Nearly 100 homes are being built at Isleworth House and its grounds in Richmond Road, Isleworth , which formerly belonged to The Sisters of Nazareth.
Neighbouring residents have raised the alarm over the safety of mature trees at the site, better known as Nazareth House.
They claim builders are breaching the planning conditions, requiring a fenced-off "root protection area" around trees within which no work can take place.
The developer St James has said it regularly reviews its measures to ensure trees are adequately protected, and said it had arranged an additional review in light of residents' concerns.
Charles Dawson, who lives in Heron Place, opposite the development, said: "There is serious concern that mature trees retained on the site are being damaged during building work. The retained mature trees are particularly valued, as many were felled from the parkland landscape to enable the building work...
"Trees can suffer huge damage during building work, due to pressure on their roots and compaction of soil, typically caused by construction vehicles. This damage may not be visible initially but can result in the tree’s death or ill-health in future years."
'Issues will be addressed'
He said St James had made some improvements after residents complained back in January but workers were still breaching planning conditions.
He said heavy vehicles were still driving well within the designated protection zone for two mature lime trees, as illustrated in his photo above.
Paul Hopkins, managing director of St James London North, said: "St James is in contact with Hounslow Council in relation to tree protection measures and regularly reviews the protection to ensure trees are adequately protected.
"As a result of this enquiry St James has arranged a specific review. Any issues will be addressed accordingly."
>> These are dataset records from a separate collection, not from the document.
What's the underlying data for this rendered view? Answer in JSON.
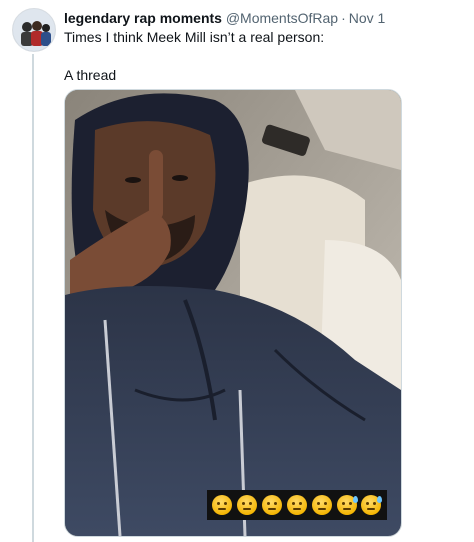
{
  "tweet": {
    "display_name": "legendary rap moments",
    "handle": "@MomentsOfRap",
    "separator": "·",
    "date": "Nov 1",
    "text_line1": "Times I think Meek Mill isn’t a real person:",
    "text_line2": "A thread"
  },
  "media": {
    "emoji_overlay": [
      "🤐",
      "🤐",
      "🤐",
      "🤐",
      "🤐",
      "😓",
      "😓"
    ]
  },
  "colors": {
    "text_primary": "#0f1419",
    "text_secondary": "#536471",
    "thread_line": "#cfd9de",
    "background": "#ffffff"
  }
}
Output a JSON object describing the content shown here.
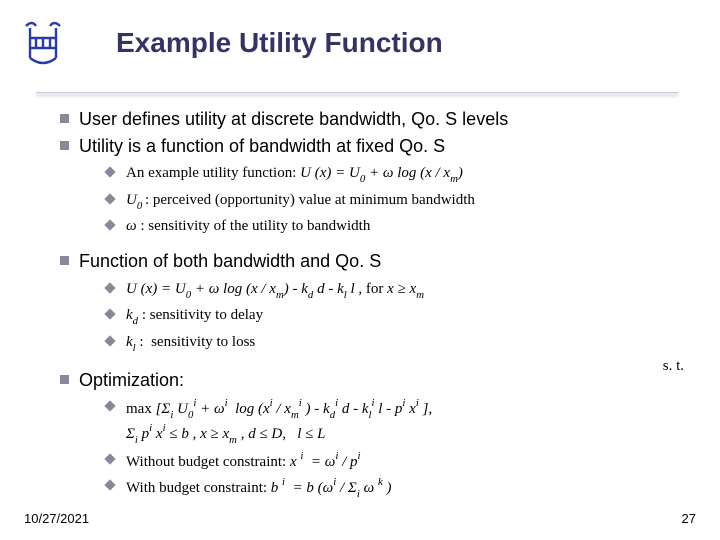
{
  "title": "Example Utility Function",
  "bullets": {
    "b1": "User defines utility at discrete bandwidth, Qo. S levels",
    "b2": "Utility is a function of bandwidth at fixed Qo. S",
    "b3": "Function of both bandwidth and Qo. S",
    "b4": "Optimization:"
  },
  "sub1": {
    "s1_pre": "An example utility function: ",
    "s1_eq": "U (x) = U₀ + ω log (x / xₘ)",
    "s2_lbl": "U₀ : ",
    "s2_txt": "perceived (opportunity) value at minimum bandwidth",
    "s3_lbl": "ω : ",
    "s3_txt": "sensitivity of the utility to bandwidth"
  },
  "sub2": {
    "s1": "U (x) = U₀ + ω log (x / xₘ) - k_d d - k_l l , for x ≥ xₘ",
    "s2_lbl": "k_d : ",
    "s2_txt": "sensitivity to delay",
    "s3_lbl": "k_l : ",
    "s3_txt": "sensitivity to loss"
  },
  "sub3": {
    "s1a": "max [Σᵢ U₀ⁱ + ωⁱ  log (xⁱ / xₘⁱ ) - k_dⁱ d - k_lⁱ l - pⁱ xⁱ ],",
    "s1b": "Σᵢ pⁱ xⁱ ≤ b , x ≥ xₘ , d ≤ D,   l ≤ L",
    "s2_pre": "Without budget constraint: ",
    "s2_eq": "x ⁱ  = ωⁱ / pⁱ",
    "s3_pre": "With budget constraint: ",
    "s3_eq": "b ⁱ  = b (ωⁱ / Σᵢ ω ᵏ )"
  },
  "st_label": "s. t.",
  "footer": {
    "date": "10/27/2021",
    "page": "27"
  }
}
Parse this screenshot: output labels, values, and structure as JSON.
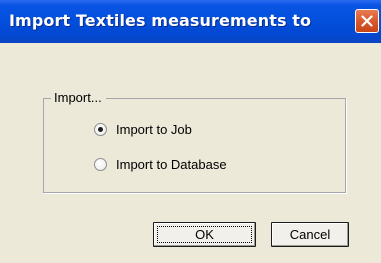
{
  "window": {
    "title": "Import Textiles measurements to",
    "close_icon": "close-icon",
    "title_bar_color": "#0350dd",
    "close_button_color": "#d95a2c",
    "dialog_background": "#ece9d8"
  },
  "group": {
    "label": "Import...",
    "options": [
      {
        "label": "Import to Job",
        "selected": true
      },
      {
        "label": "Import to Database",
        "selected": false
      }
    ]
  },
  "buttons": {
    "ok_label": "OK",
    "cancel_label": "Cancel"
  }
}
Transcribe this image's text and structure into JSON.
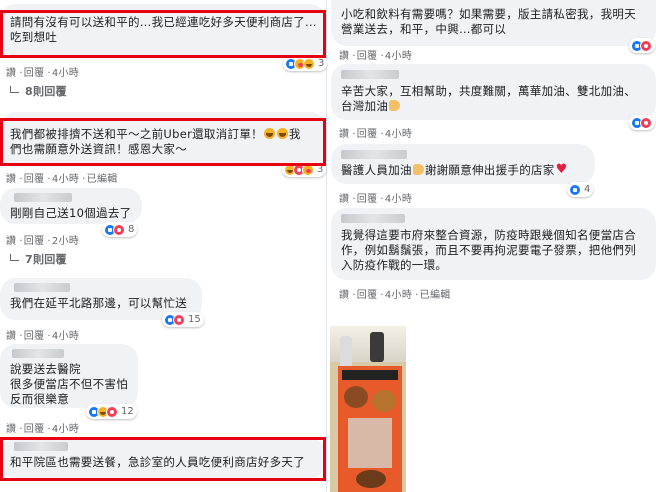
{
  "common": {
    "like": "讚",
    "reply": "回覆",
    "time": "4小時",
    "edited": "已編輯"
  },
  "left": {
    "c1": {
      "lines": [
        "請問有沒有可以送和平的…我已經連吃好多天便利商店了…",
        "吃到想吐"
      ],
      "reactions": "3"
    },
    "c1_replies": "8則回覆",
    "c2": {
      "lines": [
        "我們都被排擠不送和平～之前Uber還取消訂單！",
        "們也需願意外送資訊！感恩大家～"
      ],
      "line1_lead": "我",
      "reactions": "3"
    },
    "c3": {
      "lines": [
        "剛剛自己送10個過去了"
      ],
      "reactions": "8",
      "time": "2小時"
    },
    "c3_replies": "7則回覆",
    "c4": {
      "lines": [
        "我們在延平北路那邊，可以幫忙送"
      ],
      "reactions": "15"
    },
    "c5": {
      "lines": [
        "說要送去醫院",
        "很多便當店不但不害怕",
        "反而很樂意"
      ],
      "reactions": "12"
    },
    "c6": {
      "lines": [
        "和平院區也需要送餐，急診室的人員吃便利商店好多天了"
      ]
    }
  },
  "right": {
    "r1": {
      "lines": [
        "小吃和飲料有需要嗎？如果需要，版主請私密我，我明天",
        "營業送去，和平，中興…都可以"
      ]
    },
    "r2": {
      "lines": [
        "辛苦大家，互相幫助，共度難關，萬華加油、雙北加油、",
        "台灣加油"
      ]
    },
    "r3": {
      "lines": [
        "醫護人員加油",
        "謝謝願意伸出援手的店家"
      ],
      "reactions": "4"
    },
    "r4": {
      "lines": [
        "我覺得這要市府來整合資源，防疫時跟幾個知名便當店合",
        "作，例如鬍鬚張，而且不要再拘泥要電子發票，把他們列",
        "入防疫作戰的一環。"
      ]
    }
  }
}
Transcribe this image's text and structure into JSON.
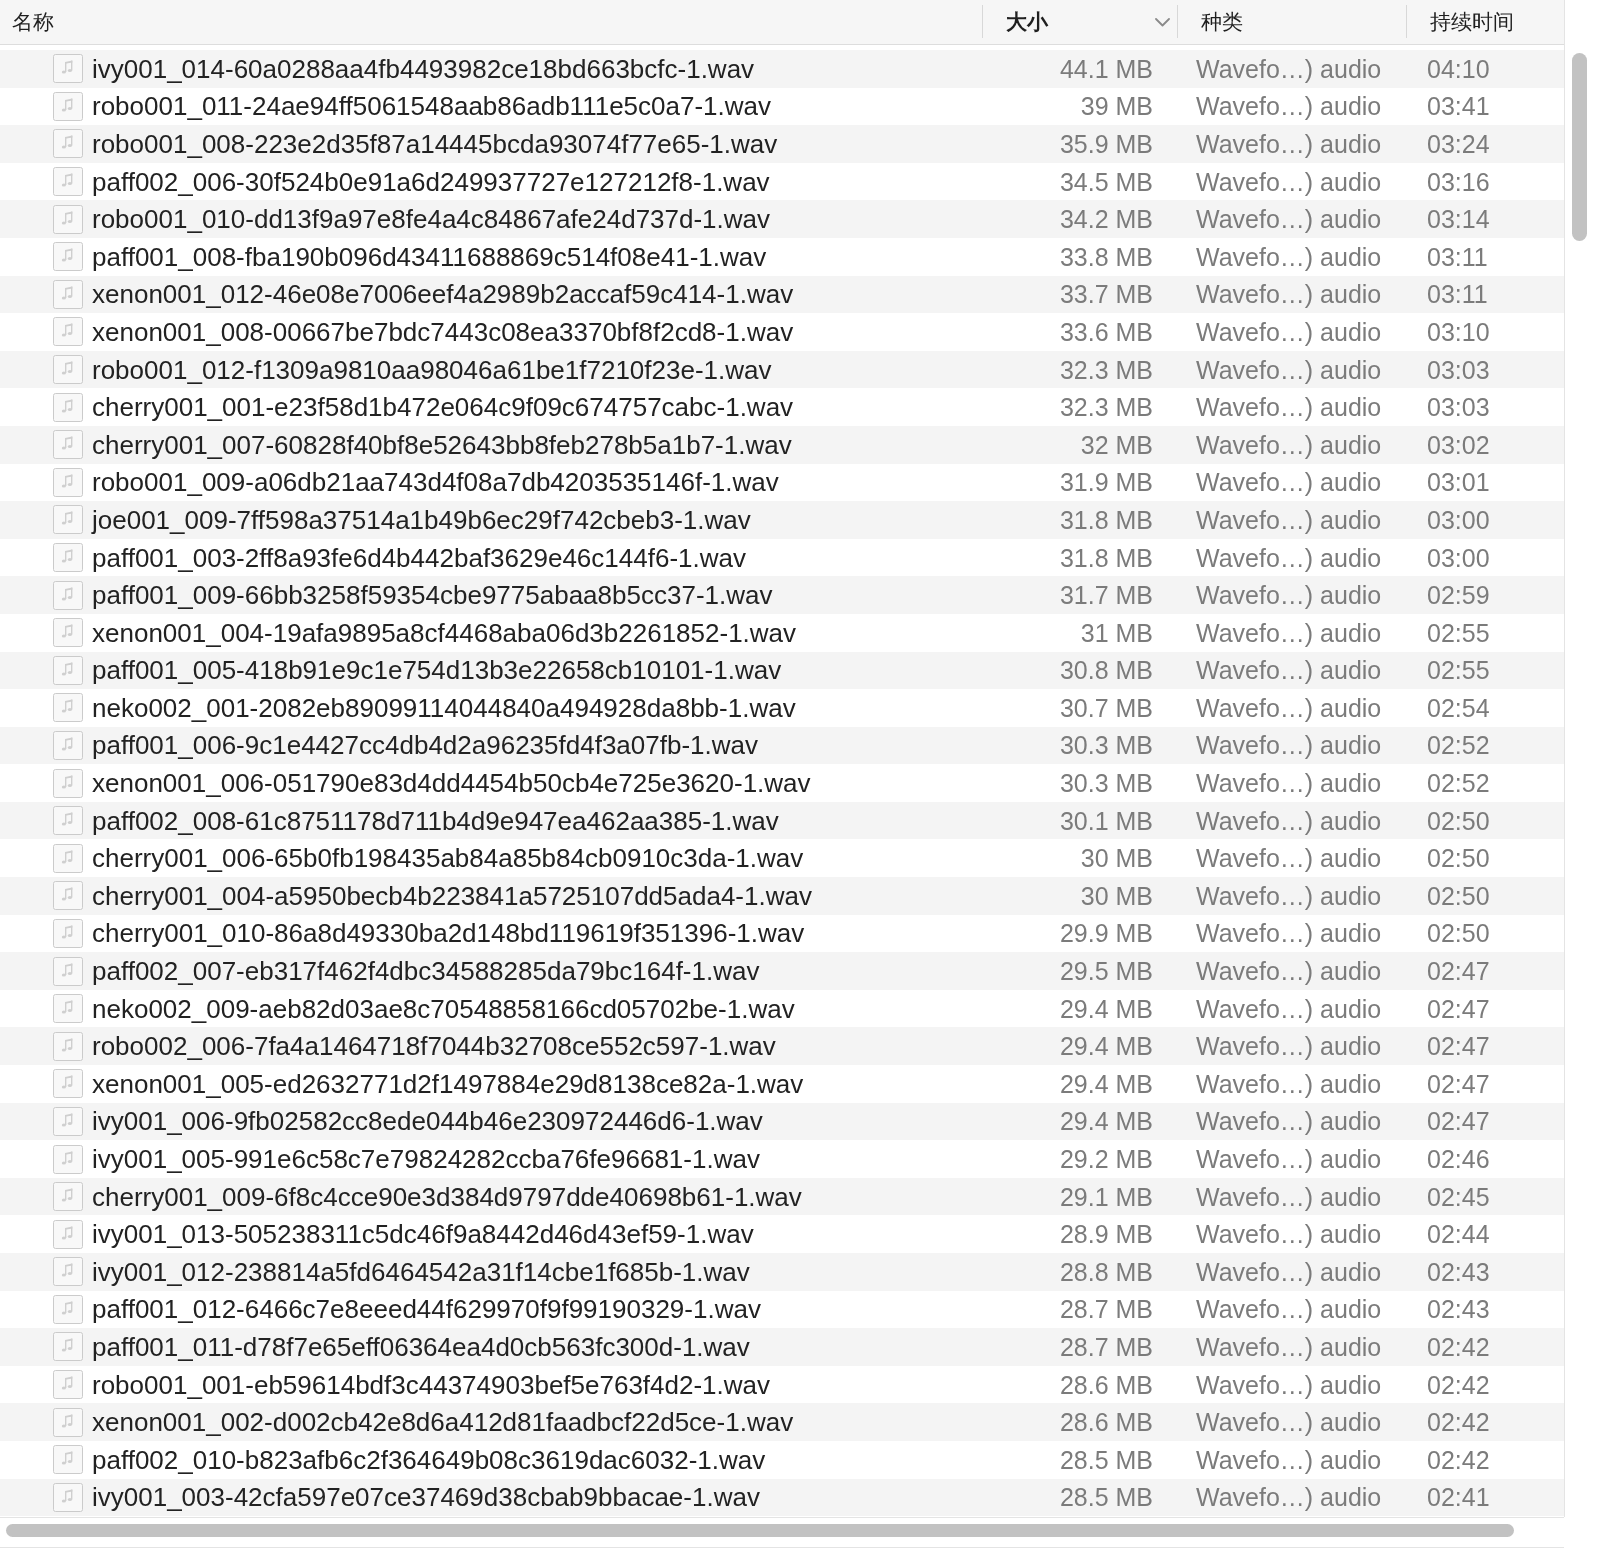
{
  "columns": [
    {
      "label": "名称",
      "sorted": false
    },
    {
      "label": "大小",
      "sorted": true
    },
    {
      "label": "种类",
      "sorted": false
    },
    {
      "label": "持续时间",
      "sorted": false
    }
  ],
  "rows": [
    {
      "name": "ivy001_014-60a0288aa4fb4493982ce18bd663bcfc-1.wav",
      "size": "44.1 MB",
      "file_kind": "Wavefo…) audio",
      "duration": "04:10",
      "selected": false
    },
    {
      "name": "robo001_011-24ae94ff5061548aab86adb111e5c0a7-1.wav",
      "size": "39 MB",
      "file_kind": "Wavefo…) audio",
      "duration": "03:41",
      "selected": false
    },
    {
      "name": "robo001_008-223e2d35f87a14445bcda93074f77e65-1.wav",
      "size": "35.9 MB",
      "file_kind": "Wavefo…) audio",
      "duration": "03:24",
      "selected": false
    },
    {
      "name": "paff002_006-30f524b0e91a6d249937727e127212f8-1.wav",
      "size": "34.5 MB",
      "file_kind": "Wavefo…) audio",
      "duration": "03:16",
      "selected": false
    },
    {
      "name": "robo001_010-dd13f9a97e8fe4a4c84867afe24d737d-1.wav",
      "size": "34.2 MB",
      "file_kind": "Wavefo…) audio",
      "duration": "03:14",
      "selected": false
    },
    {
      "name": "paff001_008-fba190b096d43411688869c514f08e41-1.wav",
      "size": "33.8 MB",
      "file_kind": "Wavefo…) audio",
      "duration": "03:11",
      "selected": false
    },
    {
      "name": "xenon001_012-46e08e7006eef4a2989b2accaf59c414-1.wav",
      "size": "33.7 MB",
      "file_kind": "Wavefo…) audio",
      "duration": "03:11",
      "selected": false
    },
    {
      "name": "xenon001_008-00667be7bdc7443c08ea3370bf8f2cd8-1.wav",
      "size": "33.6 MB",
      "file_kind": "Wavefo…) audio",
      "duration": "03:10",
      "selected": false
    },
    {
      "name": "robo001_012-f1309a9810aa98046a61be1f7210f23e-1.wav",
      "size": "32.3 MB",
      "file_kind": "Wavefo…) audio",
      "duration": "03:03",
      "selected": false
    },
    {
      "name": "cherry001_001-e23f58d1b472e064c9f09c674757cabc-1.wav",
      "size": "32.3 MB",
      "file_kind": "Wavefo…) audio",
      "duration": "03:03",
      "selected": false
    },
    {
      "name": "cherry001_007-60828f40bf8e52643bb8feb278b5a1b7-1.wav",
      "size": "32 MB",
      "file_kind": "Wavefo…) audio",
      "duration": "03:02",
      "selected": false
    },
    {
      "name": "robo001_009-a06db21aa743d4f08a7db4203535146f-1.wav",
      "size": "31.9 MB",
      "file_kind": "Wavefo…) audio",
      "duration": "03:01",
      "selected": false
    },
    {
      "name": "joe001_009-7ff598a37514a1b49b6ec29f742cbeb3-1.wav",
      "size": "31.8 MB",
      "file_kind": "Wavefo…) audio",
      "duration": "03:00",
      "selected": false
    },
    {
      "name": "paff001_003-2ff8a93fe6d4b442baf3629e46c144f6-1.wav",
      "size": "31.8 MB",
      "file_kind": "Wavefo…) audio",
      "duration": "03:00",
      "selected": false
    },
    {
      "name": "paff001_009-66bb3258f59354cbe9775abaa8b5cc37-1.wav",
      "size": "31.7 MB",
      "file_kind": "Wavefo…) audio",
      "duration": "02:59",
      "selected": false
    },
    {
      "name": "xenon001_004-19afa9895a8cf4468aba06d3b2261852-1.wav",
      "size": "31 MB",
      "file_kind": "Wavefo…) audio",
      "duration": "02:55",
      "selected": false
    },
    {
      "name": "paff001_005-418b91e9c1e754d13b3e22658cb10101-1.wav",
      "size": "30.8 MB",
      "file_kind": "Wavefo…) audio",
      "duration": "02:55",
      "selected": false
    },
    {
      "name": "neko002_001-2082eb89099114044840a494928da8bb-1.wav",
      "size": "30.7 MB",
      "file_kind": "Wavefo…) audio",
      "duration": "02:54",
      "selected": false
    },
    {
      "name": "paff001_006-9c1e4427cc4db4d2a96235fd4f3a07fb-1.wav",
      "size": "30.3 MB",
      "file_kind": "Wavefo…) audio",
      "duration": "02:52",
      "selected": false
    },
    {
      "name": "xenon001_006-051790e83d4dd4454b50cb4e725e3620-1.wav",
      "size": "30.3 MB",
      "file_kind": "Wavefo…) audio",
      "duration": "02:52",
      "selected": false
    },
    {
      "name": "paff002_008-61c8751178d711b4d9e947ea462aa385-1.wav",
      "size": "30.1 MB",
      "file_kind": "Wavefo…) audio",
      "duration": "02:50",
      "selected": false
    },
    {
      "name": "cherry001_006-65b0fb198435ab84a85b84cb0910c3da-1.wav",
      "size": "30 MB",
      "file_kind": "Wavefo…) audio",
      "duration": "02:50",
      "selected": false
    },
    {
      "name": "cherry001_004-a5950becb4b223841a5725107dd5ada4-1.wav",
      "size": "30 MB",
      "file_kind": "Wavefo…) audio",
      "duration": "02:50",
      "selected": false
    },
    {
      "name": "cherry001_010-86a8d49330ba2d148bd119619f351396-1.wav",
      "size": "29.9 MB",
      "file_kind": "Wavefo…) audio",
      "duration": "02:50",
      "selected": false
    },
    {
      "name": "paff002_007-eb317f462f4dbc34588285da79bc164f-1.wav",
      "size": "29.5 MB",
      "file_kind": "Wavefo…) audio",
      "duration": "02:47",
      "selected": false
    },
    {
      "name": "neko002_009-aeb82d03ae8c70548858166cd05702be-1.wav",
      "size": "29.4 MB",
      "file_kind": "Wavefo…) audio",
      "duration": "02:47",
      "selected": false
    },
    {
      "name": "robo002_006-7fa4a1464718f7044b32708ce552c597-1.wav",
      "size": "29.4 MB",
      "file_kind": "Wavefo…) audio",
      "duration": "02:47",
      "selected": false
    },
    {
      "name": "xenon001_005-ed2632771d2f1497884e29d8138ce82a-1.wav",
      "size": "29.4 MB",
      "file_kind": "Wavefo…) audio",
      "duration": "02:47",
      "selected": false
    },
    {
      "name": "ivy001_006-9fb02582cc8ede044b46e230972446d6-1.wav",
      "size": "29.4 MB",
      "file_kind": "Wavefo…) audio",
      "duration": "02:47",
      "selected": false
    },
    {
      "name": "ivy001_005-991e6c58c7e79824282ccba76fe96681-1.wav",
      "size": "29.2 MB",
      "file_kind": "Wavefo…) audio",
      "duration": "02:46",
      "selected": false
    },
    {
      "name": "cherry001_009-6f8c4cce90e3d384d9797dde40698b61-1.wav",
      "size": "29.1 MB",
      "file_kind": "Wavefo…) audio",
      "duration": "02:45",
      "selected": false
    },
    {
      "name": "ivy001_013-505238311c5dc46f9a8442d46d43ef59-1.wav",
      "size": "28.9 MB",
      "file_kind": "Wavefo…) audio",
      "duration": "02:44",
      "selected": false
    },
    {
      "name": "ivy001_012-238814a5fd6464542a31f14cbe1f685b-1.wav",
      "size": "28.8 MB",
      "file_kind": "Wavefo…) audio",
      "duration": "02:43",
      "selected": false
    },
    {
      "name": "paff001_012-6466c7e8eeed44f629970f9f99190329-1.wav",
      "size": "28.7 MB",
      "file_kind": "Wavefo…) audio",
      "duration": "02:43",
      "selected": false
    },
    {
      "name": "paff001_011-d78f7e65eff06364ea4d0cb563fc300d-1.wav",
      "size": "28.7 MB",
      "file_kind": "Wavefo…) audio",
      "duration": "02:42",
      "selected": false
    },
    {
      "name": "robo001_001-eb59614bdf3c44374903bef5e763f4d2-1.wav",
      "size": "28.6 MB",
      "file_kind": "Wavefo…) audio",
      "duration": "02:42",
      "selected": false
    },
    {
      "name": "xenon001_002-d002cb42e8d6a412d81faadbcf22d5ce-1.wav",
      "size": "28.6 MB",
      "file_kind": "Wavefo…) audio",
      "duration": "02:42",
      "selected": false
    },
    {
      "name": "paff002_010-b823afb6c2f364649b08c3619dac6032-1.wav",
      "size": "28.5 MB",
      "file_kind": "Wavefo…) audio",
      "duration": "02:42",
      "selected": false
    },
    {
      "name": "ivy001_003-42cfa597e07ce37469d38cbab9bbacae-1.wav",
      "size": "28.5 MB",
      "file_kind": "Wavefo…) audio",
      "duration": "02:41",
      "selected": false
    }
  ]
}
St James got planning permission in September 2014 to build a gated development of 98 homes at the riverside site, and work began early the following year.
The Grade II-listed white stuccoed building, known as the White House or Isleworth House, was originally built for George III's physician.
The house, chapels and stables are being converted into flats, and 39 new family houses are being built, along with 36 extra care apartments for older residents.